C’est une énorme option manquée avec des répercussions désastreuses. L’industrie technologique devoir dissocier la fréquentation des occasions, les récompenses et les cours dans lesquels une personne est allée à la faculté de ses compétences précises pour réussir dans l’entreprise. Ils ne sont pas uniques et exacts, et si nous continuons à confondre privilège et opportunité, nous allons échouer dans l’accessibilité de cette communauté locale d’étudiants de niveau supérieur possible, nous laissant avec une pénurie continue de talents et moins de technologies différentes. secteur.

Maintenant quoi?

Comment le système technique peut-il corriger pour s’assurer que les élèves à faible revenu sont uniquement soutenus par leur complet parcours technologique ?

Montant de la zone de participation pour les recrues à très bas prix

Plus de la moitié des étudiants de niveau collégial ou universitaire déclarent faire face à l’insécurité du logement. Pour le dire franchement : réussir votre test de sciences sur ordinateur portable est difficile lorsque vous ne pouvez pas débourser votre embauche, et terminer une mission est presque extrêmement difficile si vous n’avez jamais une relation rapide avec le World Wide Web.

Pour gérer ces obstacles (à la fois nouveaux et anciens) nous devons les reconnaître, puis nous consacrer à des sources qui les divisent.

Tout d’abord, aidez et consacrez-vous aux entreprises qui fonctionnent pour combler ces lacunes pour les étudiants issus de milieux à très faible revenu. Deuxièmement, organisez la participation à l’industrie pour toutes les nouvelles recrues –– si vous êtes un décideur final ou un consultant en ressources humaines dans une organisation technologique, assurez-vous de fournir à tous les stagiaires et nouvelles recrues une assistance porte-à-porte pour la réinstallation et l’intégration .

Ne croyez pas que les élèves ont la cote de crédit ou le financement du ménage pour faire face à ces dépenses dès le départ et attendre des mois pour le remboursement.

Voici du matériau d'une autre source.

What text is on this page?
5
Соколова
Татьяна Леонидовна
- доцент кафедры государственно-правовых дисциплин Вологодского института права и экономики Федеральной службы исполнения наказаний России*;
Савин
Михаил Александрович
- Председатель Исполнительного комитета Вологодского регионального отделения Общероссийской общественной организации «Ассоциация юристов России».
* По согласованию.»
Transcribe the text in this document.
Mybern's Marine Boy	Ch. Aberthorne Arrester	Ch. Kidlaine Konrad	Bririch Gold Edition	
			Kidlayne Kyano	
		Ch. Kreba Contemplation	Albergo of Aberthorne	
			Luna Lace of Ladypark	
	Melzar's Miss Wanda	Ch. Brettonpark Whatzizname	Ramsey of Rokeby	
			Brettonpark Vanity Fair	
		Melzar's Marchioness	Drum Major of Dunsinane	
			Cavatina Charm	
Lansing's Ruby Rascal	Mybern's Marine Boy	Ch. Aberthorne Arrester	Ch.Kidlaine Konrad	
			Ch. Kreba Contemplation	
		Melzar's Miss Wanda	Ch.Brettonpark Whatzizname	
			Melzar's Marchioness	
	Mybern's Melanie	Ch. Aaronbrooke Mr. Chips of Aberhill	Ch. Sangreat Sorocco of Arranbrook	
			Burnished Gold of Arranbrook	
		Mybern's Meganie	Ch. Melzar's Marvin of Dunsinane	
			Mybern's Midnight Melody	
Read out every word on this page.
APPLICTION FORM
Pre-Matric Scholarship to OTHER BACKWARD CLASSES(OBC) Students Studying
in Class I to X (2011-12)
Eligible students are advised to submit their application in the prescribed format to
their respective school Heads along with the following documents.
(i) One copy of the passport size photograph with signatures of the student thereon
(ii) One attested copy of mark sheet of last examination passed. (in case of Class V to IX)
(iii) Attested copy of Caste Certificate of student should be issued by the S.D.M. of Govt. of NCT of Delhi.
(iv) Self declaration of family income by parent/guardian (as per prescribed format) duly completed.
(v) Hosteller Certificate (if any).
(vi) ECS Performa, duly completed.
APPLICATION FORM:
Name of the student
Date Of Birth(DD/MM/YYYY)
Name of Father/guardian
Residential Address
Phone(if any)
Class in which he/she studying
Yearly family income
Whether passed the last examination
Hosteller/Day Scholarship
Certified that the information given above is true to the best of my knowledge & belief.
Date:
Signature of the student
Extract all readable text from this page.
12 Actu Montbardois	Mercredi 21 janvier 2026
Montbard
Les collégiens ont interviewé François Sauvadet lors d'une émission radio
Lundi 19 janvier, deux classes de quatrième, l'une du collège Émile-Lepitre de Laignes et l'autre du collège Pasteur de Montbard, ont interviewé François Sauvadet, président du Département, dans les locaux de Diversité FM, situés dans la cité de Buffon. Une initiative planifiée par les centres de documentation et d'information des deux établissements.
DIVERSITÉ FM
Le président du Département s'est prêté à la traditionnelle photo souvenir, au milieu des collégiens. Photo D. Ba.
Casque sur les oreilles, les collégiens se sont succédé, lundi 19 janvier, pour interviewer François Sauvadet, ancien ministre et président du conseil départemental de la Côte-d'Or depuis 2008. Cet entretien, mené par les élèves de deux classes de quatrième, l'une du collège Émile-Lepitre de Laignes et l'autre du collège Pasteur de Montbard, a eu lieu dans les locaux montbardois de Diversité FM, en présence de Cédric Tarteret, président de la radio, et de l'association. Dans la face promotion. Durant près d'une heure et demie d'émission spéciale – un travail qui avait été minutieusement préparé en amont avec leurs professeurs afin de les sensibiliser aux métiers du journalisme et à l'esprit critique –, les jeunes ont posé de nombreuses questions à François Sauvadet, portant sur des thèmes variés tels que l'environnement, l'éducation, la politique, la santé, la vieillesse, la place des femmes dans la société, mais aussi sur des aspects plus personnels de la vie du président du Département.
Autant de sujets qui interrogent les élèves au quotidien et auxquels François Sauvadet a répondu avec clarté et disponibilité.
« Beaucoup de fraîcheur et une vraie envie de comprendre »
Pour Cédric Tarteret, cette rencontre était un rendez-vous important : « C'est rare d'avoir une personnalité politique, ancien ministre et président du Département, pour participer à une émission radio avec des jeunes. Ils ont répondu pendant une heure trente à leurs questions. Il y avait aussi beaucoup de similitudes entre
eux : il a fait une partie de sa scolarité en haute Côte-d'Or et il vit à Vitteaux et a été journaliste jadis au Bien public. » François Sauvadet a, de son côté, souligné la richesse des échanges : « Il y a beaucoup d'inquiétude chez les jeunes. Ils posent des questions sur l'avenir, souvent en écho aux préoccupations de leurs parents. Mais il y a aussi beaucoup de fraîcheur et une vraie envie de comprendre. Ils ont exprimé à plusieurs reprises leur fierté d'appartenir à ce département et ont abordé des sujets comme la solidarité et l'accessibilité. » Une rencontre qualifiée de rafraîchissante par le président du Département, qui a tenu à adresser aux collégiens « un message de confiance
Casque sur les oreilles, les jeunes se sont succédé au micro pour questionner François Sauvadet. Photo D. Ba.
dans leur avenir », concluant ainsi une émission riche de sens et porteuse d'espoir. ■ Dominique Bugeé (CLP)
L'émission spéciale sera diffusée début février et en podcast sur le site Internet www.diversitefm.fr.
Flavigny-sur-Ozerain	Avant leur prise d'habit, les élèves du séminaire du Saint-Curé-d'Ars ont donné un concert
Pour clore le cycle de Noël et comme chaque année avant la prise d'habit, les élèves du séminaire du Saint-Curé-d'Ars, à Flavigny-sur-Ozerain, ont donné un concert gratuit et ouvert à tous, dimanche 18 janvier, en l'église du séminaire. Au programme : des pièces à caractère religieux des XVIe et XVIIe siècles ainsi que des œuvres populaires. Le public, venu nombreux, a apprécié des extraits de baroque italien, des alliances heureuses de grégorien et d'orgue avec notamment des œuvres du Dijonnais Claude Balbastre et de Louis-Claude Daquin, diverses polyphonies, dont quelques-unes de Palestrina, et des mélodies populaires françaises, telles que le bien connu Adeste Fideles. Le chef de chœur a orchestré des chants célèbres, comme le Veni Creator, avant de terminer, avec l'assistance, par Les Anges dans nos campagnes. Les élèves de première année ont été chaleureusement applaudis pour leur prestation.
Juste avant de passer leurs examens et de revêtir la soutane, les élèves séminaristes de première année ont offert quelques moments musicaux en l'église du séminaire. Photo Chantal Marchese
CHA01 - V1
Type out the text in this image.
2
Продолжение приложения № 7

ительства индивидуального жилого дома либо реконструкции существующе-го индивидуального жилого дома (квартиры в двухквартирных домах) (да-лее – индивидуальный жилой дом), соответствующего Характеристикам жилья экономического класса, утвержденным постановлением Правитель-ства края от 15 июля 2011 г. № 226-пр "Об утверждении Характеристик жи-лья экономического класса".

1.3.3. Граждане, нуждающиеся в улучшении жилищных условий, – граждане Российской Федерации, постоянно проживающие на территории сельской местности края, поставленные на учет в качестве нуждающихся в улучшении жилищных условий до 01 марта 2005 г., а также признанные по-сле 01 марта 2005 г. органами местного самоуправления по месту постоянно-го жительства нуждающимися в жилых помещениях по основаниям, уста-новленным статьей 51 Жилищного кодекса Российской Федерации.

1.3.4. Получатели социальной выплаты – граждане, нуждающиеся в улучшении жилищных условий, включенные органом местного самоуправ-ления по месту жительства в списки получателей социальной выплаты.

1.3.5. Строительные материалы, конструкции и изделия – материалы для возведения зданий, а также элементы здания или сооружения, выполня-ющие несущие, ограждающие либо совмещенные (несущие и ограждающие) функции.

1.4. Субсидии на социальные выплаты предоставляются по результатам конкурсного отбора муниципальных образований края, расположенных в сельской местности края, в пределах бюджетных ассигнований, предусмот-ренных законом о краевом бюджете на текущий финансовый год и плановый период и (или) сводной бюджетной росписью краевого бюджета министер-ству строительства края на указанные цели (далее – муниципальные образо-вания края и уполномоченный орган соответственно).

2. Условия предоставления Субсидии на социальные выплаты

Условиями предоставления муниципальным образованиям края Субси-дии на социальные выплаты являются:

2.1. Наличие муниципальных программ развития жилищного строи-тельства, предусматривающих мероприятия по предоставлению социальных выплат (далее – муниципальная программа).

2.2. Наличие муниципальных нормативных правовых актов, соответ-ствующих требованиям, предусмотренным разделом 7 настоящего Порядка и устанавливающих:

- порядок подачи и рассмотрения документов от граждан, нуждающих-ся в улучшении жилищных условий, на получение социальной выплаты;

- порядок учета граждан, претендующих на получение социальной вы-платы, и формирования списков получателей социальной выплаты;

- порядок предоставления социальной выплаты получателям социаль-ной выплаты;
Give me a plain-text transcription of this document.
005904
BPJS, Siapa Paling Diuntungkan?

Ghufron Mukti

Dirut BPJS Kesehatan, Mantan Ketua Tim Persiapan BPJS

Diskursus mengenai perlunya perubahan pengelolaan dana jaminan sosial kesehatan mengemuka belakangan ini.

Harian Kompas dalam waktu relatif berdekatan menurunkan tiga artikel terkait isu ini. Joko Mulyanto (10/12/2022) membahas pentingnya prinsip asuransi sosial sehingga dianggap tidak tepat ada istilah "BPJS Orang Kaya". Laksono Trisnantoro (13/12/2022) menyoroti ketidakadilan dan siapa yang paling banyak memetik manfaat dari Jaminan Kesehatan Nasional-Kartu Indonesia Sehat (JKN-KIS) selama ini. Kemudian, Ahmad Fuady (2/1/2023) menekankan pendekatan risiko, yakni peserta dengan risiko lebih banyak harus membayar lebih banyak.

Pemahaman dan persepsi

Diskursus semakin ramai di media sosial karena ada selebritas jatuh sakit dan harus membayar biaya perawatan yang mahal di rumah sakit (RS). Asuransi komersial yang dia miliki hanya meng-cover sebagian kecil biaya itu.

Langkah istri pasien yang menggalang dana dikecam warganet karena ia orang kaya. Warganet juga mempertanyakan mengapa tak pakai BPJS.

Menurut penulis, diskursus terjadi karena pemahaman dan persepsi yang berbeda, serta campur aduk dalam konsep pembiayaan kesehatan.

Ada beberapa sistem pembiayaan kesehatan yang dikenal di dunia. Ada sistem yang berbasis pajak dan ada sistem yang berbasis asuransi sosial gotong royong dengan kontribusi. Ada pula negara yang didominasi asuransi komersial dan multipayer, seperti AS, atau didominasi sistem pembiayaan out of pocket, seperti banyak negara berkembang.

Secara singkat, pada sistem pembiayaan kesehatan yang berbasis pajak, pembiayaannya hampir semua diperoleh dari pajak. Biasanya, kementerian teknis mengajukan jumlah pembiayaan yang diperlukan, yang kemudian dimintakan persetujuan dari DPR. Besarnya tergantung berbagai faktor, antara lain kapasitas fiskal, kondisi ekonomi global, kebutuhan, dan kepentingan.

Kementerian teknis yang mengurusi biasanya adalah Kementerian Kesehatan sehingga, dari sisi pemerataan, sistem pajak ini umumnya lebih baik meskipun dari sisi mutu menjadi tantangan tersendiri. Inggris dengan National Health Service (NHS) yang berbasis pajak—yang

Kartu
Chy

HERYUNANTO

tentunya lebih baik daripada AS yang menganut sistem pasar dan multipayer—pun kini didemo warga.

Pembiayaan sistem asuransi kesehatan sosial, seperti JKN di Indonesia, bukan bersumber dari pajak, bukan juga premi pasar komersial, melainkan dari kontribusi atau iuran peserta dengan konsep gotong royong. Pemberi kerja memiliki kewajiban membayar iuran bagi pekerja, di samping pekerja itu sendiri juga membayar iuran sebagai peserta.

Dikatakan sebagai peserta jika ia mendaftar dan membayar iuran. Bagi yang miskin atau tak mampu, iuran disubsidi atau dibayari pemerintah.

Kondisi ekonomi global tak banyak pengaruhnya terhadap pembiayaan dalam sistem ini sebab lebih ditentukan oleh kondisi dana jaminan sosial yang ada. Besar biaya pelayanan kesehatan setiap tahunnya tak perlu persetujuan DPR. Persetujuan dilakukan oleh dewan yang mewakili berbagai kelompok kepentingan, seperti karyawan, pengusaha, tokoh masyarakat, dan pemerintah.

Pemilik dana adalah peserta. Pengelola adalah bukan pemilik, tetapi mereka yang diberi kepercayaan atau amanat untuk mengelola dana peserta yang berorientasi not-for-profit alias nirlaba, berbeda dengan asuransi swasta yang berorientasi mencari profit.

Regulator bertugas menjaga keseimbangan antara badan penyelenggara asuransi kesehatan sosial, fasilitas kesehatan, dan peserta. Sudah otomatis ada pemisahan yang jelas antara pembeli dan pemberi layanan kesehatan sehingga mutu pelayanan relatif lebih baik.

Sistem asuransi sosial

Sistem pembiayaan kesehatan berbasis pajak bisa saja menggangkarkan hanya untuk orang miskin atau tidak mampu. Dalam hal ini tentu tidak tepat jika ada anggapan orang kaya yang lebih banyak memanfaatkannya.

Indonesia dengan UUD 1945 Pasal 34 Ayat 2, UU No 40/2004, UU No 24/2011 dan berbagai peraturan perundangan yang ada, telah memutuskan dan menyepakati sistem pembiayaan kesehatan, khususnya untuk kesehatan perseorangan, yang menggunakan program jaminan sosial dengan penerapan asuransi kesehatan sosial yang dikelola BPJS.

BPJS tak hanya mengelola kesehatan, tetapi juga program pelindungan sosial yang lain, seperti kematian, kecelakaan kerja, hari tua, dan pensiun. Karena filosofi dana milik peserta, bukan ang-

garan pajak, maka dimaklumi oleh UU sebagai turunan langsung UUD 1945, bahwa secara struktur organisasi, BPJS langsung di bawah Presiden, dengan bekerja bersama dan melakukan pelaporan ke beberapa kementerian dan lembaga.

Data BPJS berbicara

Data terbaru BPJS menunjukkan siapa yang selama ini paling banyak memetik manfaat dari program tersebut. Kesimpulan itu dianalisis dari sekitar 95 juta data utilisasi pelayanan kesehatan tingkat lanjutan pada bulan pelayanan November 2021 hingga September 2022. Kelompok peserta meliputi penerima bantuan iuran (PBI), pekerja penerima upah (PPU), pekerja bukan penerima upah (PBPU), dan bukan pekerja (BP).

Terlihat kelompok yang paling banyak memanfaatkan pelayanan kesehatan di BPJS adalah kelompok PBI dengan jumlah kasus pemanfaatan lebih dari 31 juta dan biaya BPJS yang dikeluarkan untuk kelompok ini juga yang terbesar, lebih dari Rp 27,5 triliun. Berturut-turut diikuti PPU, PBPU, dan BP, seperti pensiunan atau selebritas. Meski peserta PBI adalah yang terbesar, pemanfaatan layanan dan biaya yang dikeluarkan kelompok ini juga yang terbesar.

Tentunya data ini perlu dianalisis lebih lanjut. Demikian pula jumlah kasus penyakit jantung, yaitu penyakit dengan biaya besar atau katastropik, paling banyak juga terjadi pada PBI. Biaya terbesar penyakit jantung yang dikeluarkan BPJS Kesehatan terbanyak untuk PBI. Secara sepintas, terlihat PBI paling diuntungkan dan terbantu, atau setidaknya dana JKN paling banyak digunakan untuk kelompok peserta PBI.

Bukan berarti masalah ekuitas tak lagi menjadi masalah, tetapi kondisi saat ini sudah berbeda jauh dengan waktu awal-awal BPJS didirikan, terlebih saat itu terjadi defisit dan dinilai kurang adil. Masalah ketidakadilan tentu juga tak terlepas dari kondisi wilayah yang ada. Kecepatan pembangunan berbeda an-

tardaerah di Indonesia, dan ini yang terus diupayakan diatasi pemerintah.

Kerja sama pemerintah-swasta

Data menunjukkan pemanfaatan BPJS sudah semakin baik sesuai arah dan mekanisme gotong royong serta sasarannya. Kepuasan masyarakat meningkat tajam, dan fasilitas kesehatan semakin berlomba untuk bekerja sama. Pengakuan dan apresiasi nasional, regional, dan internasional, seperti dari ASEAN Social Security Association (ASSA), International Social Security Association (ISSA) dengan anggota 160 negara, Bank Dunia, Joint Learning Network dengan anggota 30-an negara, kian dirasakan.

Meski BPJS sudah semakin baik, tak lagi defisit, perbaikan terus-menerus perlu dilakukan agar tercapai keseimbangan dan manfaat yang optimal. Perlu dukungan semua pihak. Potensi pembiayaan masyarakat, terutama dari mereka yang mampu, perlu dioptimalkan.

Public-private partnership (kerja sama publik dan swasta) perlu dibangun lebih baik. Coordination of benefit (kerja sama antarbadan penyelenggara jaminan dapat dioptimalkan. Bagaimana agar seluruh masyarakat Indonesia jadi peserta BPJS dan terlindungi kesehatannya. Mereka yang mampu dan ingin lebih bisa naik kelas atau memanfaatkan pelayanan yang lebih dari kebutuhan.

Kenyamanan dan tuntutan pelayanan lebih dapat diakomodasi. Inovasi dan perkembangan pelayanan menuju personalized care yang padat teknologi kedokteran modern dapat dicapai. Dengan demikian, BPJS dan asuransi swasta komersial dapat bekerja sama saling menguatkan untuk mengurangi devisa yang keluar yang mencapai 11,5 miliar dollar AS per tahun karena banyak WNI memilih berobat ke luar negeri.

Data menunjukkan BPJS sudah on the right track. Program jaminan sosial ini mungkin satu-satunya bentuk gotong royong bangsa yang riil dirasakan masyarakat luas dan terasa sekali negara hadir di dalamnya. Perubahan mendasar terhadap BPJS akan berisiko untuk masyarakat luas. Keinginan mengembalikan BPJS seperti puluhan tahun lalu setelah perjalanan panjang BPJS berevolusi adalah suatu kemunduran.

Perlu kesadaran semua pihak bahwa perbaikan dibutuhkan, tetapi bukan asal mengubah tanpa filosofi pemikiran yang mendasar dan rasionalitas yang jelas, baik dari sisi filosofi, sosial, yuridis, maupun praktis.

Cela permet aux candidats de s’afficher comme leur meilleur moi.

Investir dans le corps professoral des étudiants pour investir dans la gamme

Le secteur de la technologie a tendance à s’engager au début du pipeline technologique – les entreprises concentrent 66% de leur financement philanthropique sur les programmes K-12, contre 3% sur les systèmes de niveau universitaire.

Les investissements de la maternelle à la 12e année sont cruciaux, mais doivent être suivis au plus haut niveau de scolarité pour produire les talents dont nous avons besoin. Nous devons garantir que les élèves terminent leurs niveaux (et les soutenir tout au long de leur cheminement vers la réalisation) –– cela produira des retours rapides sous la forme de toute l’expertise technologique et des esprits plus variés contribuant aux améliorations technologiques qui nous élèvent tous.

Qu’est-ce que cela suggère dans l’exercice? Voici une illustration de personne : Si vous employez le service d’un nouveau travailleur qui est encore dans sa dernière année civile, protégez son mandat de printemps. Investissez dans votre future main-d’œuvre prévisible, donnez-leur l’espace pour viser les leçons finales de grand niveau qui les prépareront bien mieux pour le travail, au lieu de les laisser stresser au sujet du paiement des frais de scolarité, du loyer et d’autres charges pendant la durée de ces les personnes vitales durent plusieurs mois.

Les récents habitants des étudiants universitaires diplômés en informatique, et le secteur de la technologie dans son ensemble, ne reflètent pas notre société moderne variée – non seulement en termes de race et de sexe, mais également de statut socio-économique.. Et c’est simplement parce que le secteur de la technologie continue pour confondre privilège et potentiel.

Le résultat est un secteur technologique homogène créant des technologies cruciales qui ne servent pas tout le monde de la même manière. Il est plus que temps de guider et d’investir de manière unique dans les étudiants à faible profit tout au long du pipeline technologique complet.